Dance and Gender PDF Author: Wendy Oliver
Publisher: University Press of Florida
ISBN: 0813063450
Category : Performing Arts
Languages : en
Pages : 212

Book Description
Driven by exacting methods and hard data, this volume reveals gender dynamics within the dance world in the twenty-first century. It provides concrete evidence about how gender impacts the daily lives of dancers, choreographers, directors, educators, and students through surveys, interviews, analyses of data from institutional sources, and action research studies. Dancers, dance artists, and dance scholars from the United States, Australia, and Canada discuss equity in three areas: concert dance, the studio, and higher education. The chapters provide evidence of bias, stereotyping, and other behaviors that are often invisible to those involved, as well as to audiences. The contributors answer incisive questions about the role of gender in various aspects of the field, including physical expression and body image, classroom experiences and pedagogy, and performance and funding opportunities. The findings reveal how inequitable practices combined with societal pressures can create environments that hinder health, happiness, and success. At the same time, they highlight the individuals working to eliminate discrimination and open up new possibilities for expression and achievement in studios, choreography, performance venues, and institutions of higher education. The dance community can strive to eliminate discrimination, but first it must understand the status quo for gender in the dance world.

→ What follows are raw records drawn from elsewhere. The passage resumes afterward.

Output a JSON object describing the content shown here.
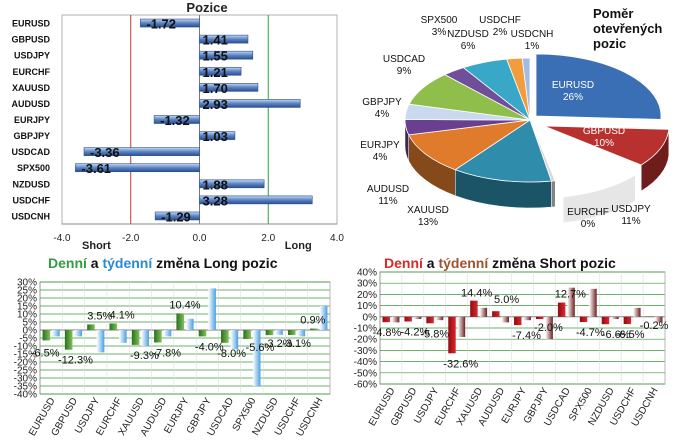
{
  "colors": {
    "bar_blue": "#5a84c4",
    "bar_blue_dark": "#2b4f8f",
    "short_line": "#c0392b",
    "long_line": "#2e9e3e",
    "green_title": "#2e9e3e",
    "blue_title": "#2a8ad6",
    "red_title": "#d62a2a",
    "brown_title": "#a0522d",
    "daily_green": "#3f8f2c",
    "weekly_blue": "#5aa9e6",
    "daily_red": "#c8151b",
    "weekly_maroon": "#6e1f1f"
  },
  "chart_data": [
    {
      "type": "bar",
      "orientation": "horizontal",
      "title": "Pozice",
      "categories": [
        "EURUSD",
        "GBPUSD",
        "USDJPY",
        "EURCHF",
        "XAUUSD",
        "AUDUSD",
        "EURJPY",
        "GBPJPY",
        "USDCAD",
        "SPX500",
        "NZDUSD",
        "USDCHF",
        "USDCNH"
      ],
      "values": [
        -1.72,
        1.41,
        1.55,
        1.21,
        1.7,
        2.93,
        -1.32,
        1.03,
        -3.36,
        -3.61,
        1.88,
        3.28,
        -1.29
      ],
      "value_labels": [
        "-1.72",
        "1.41",
        "1.55",
        "1.21",
        "1.70",
        "2.93",
        "-1.32",
        "1.03",
        "-3.36",
        "-3.61",
        "1.88",
        "3.28",
        "-1.29"
      ],
      "xlim": [
        -4.0,
        4.0
      ],
      "x_ticks": [
        "-4.0",
        "-2.0",
        "0.0",
        "2.0",
        "4.0"
      ],
      "ref_lines": [
        {
          "label": "Short",
          "x": -2.0
        },
        {
          "label": "Long",
          "x": 2.0
        }
      ]
    },
    {
      "type": "pie",
      "title_lines": [
        "Poměr",
        "otevřených",
        "pozic"
      ],
      "slices": [
        {
          "name": "EURUSD",
          "value": 26,
          "label": "26%",
          "color": "#3a6fb5"
        },
        {
          "name": "GBPUSD",
          "value": 10,
          "label": "10%",
          "color": "#b8312f"
        },
        {
          "name": "USDJPY",
          "value": 11,
          "label": "11%",
          "color": "#ffffff"
        },
        {
          "name": "EURCHF",
          "value": 0.5,
          "label": "0%",
          "color": "#d9d9d9"
        },
        {
          "name": "XAUUSD",
          "value": 13,
          "label": "13%",
          "color": "#2f8cab"
        },
        {
          "name": "AUDUSD",
          "value": 11,
          "label": "11%",
          "color": "#e07b2b"
        },
        {
          "name": "EURJPY",
          "value": 4,
          "label": "4%",
          "color": "#6b3f8f"
        },
        {
          "name": "GBPJPY",
          "value": 4,
          "label": "4%",
          "color": "#c9d9ef"
        },
        {
          "name": "USDCAD",
          "value": 9,
          "label": "9%",
          "color": "#8fbf4a"
        },
        {
          "name": "SPX500",
          "value": 3,
          "label": "3%",
          "color": "#6f4f9a"
        },
        {
          "name": "NZDUSD",
          "value": 6,
          "label": "6%",
          "color": "#39a7c7"
        },
        {
          "name": "USDCHF",
          "value": 2,
          "label": "2%",
          "color": "#f39c3d"
        },
        {
          "name": "USDCNH",
          "value": 1,
          "label": "1%",
          "color": "#9fbde6"
        }
      ]
    },
    {
      "type": "bar",
      "title_parts": [
        {
          "text": "Denní",
          "role": "daily"
        },
        {
          "text": " a ",
          "role": "plain"
        },
        {
          "text": "týdenní",
          "role": "weekly"
        },
        {
          "text": " změna Long pozic",
          "role": "plain"
        }
      ],
      "categories": [
        "EURUSD",
        "GBPUSD",
        "USDJPY",
        "EURCHF",
        "XAUUSD",
        "AUDUSD",
        "EURJPY",
        "GBPJPY",
        "USDCAD",
        "SPX500",
        "NZDUSD",
        "USDCHF",
        "USDCNH"
      ],
      "series": [
        {
          "role": "daily",
          "values": [
            -6.5,
            -12.3,
            3.5,
            4.1,
            -9.3,
            -7.8,
            10.4,
            -4.0,
            -8.0,
            -5.6,
            -3.2,
            -3.1,
            0.9
          ]
        },
        {
          "role": "weekly",
          "values": [
            -4,
            -4,
            -14,
            -8,
            -10,
            -4,
            7,
            26,
            -12,
            -35,
            -3,
            -4,
            15
          ]
        }
      ],
      "data_labels": [
        "-6.5%",
        "-12.3%",
        "3.5%",
        "4.1%",
        "-9.3%",
        "-7.8%",
        "10.4%",
        "-4.0%",
        "-8.0%",
        "-5.6%",
        "-3.2%",
        "-3.1%",
        "0.9%"
      ],
      "ylim": [
        -40,
        30
      ],
      "y_ticks": [
        "30%",
        "25%",
        "20%",
        "15%",
        "10%",
        "5%",
        "0%",
        "-5%",
        "-10%",
        "-15%",
        "-20%",
        "-25%",
        "-30%",
        "-35%",
        "-40%"
      ]
    },
    {
      "type": "bar",
      "title_parts": [
        {
          "text": "Denní",
          "role": "daily"
        },
        {
          "text": " a ",
          "role": "plain"
        },
        {
          "text": "týdenní",
          "role": "weekly"
        },
        {
          "text": " změna Short pozic",
          "role": "plain"
        }
      ],
      "categories": [
        "EURUSD",
        "GBPUSD",
        "USDJPY",
        "EURCHF",
        "XAUUSD",
        "AUDUSD",
        "EURJPY",
        "GBPJPY",
        "USDCAD",
        "SPX500",
        "NZDUSD",
        "USDCHF",
        "USDCNH"
      ],
      "series": [
        {
          "role": "daily",
          "values": [
            -4.8,
            -4.2,
            -5.8,
            -32.6,
            14.4,
            5.0,
            -7.4,
            -2.0,
            12.7,
            -4.7,
            -6.6,
            -6.5,
            -0.2
          ]
        },
        {
          "role": "weekly",
          "values": [
            -5,
            -2,
            -3,
            -18,
            8,
            -5,
            -3,
            -20,
            26,
            25,
            -2,
            8,
            -5
          ]
        }
      ],
      "data_labels": [
        "-4.8%",
        "-4.2%",
        "-5.8%",
        "-32.6%",
        "14.4%",
        "5.0%",
        "-7.4%",
        "-2.0%",
        "12.7%",
        "-4.7%",
        "-6.6%",
        "-6.5%",
        "-0.2%"
      ],
      "ylim": [
        -60,
        40
      ],
      "y_ticks": [
        "40%",
        "30%",
        "20%",
        "10%",
        "0%",
        "-10%",
        "-20%",
        "-30%",
        "-40%",
        "-50%",
        "-60%"
      ]
    }
  ]
}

Wendy Oliver, professor of dance at Providence College, is coeditor of Jazz Dance: A History of the Roots and Branches. Doug Risner, professor of dance at Wayne State University, is coeditor of Hybrid Lives of Teaching Artists in Dance and Theatre Arts: A Critical Reader. Contributors: Gareth Belling | Karen Bond | Carolyn Hebert | Eliza Larson | Pamela S. Musil | Wendy Oliver | Katherine Polasek | Doug Risner | Emily Roper | Karen Schupp | Jan Van Dyke

Passing

Passing PDF Author: Nella Larsen
Publisher: Alien Ebooks
ISBN: 166762265X
Category : Fiction
Languages : en
Pages : 159

Book Description
Harlem Renaissance author Nella Larsen (1891 –1964) published just two novels and three short stories in her lifetime, but achieved lasting literary acclaim. Her classic novel Passing first appeared in 1926.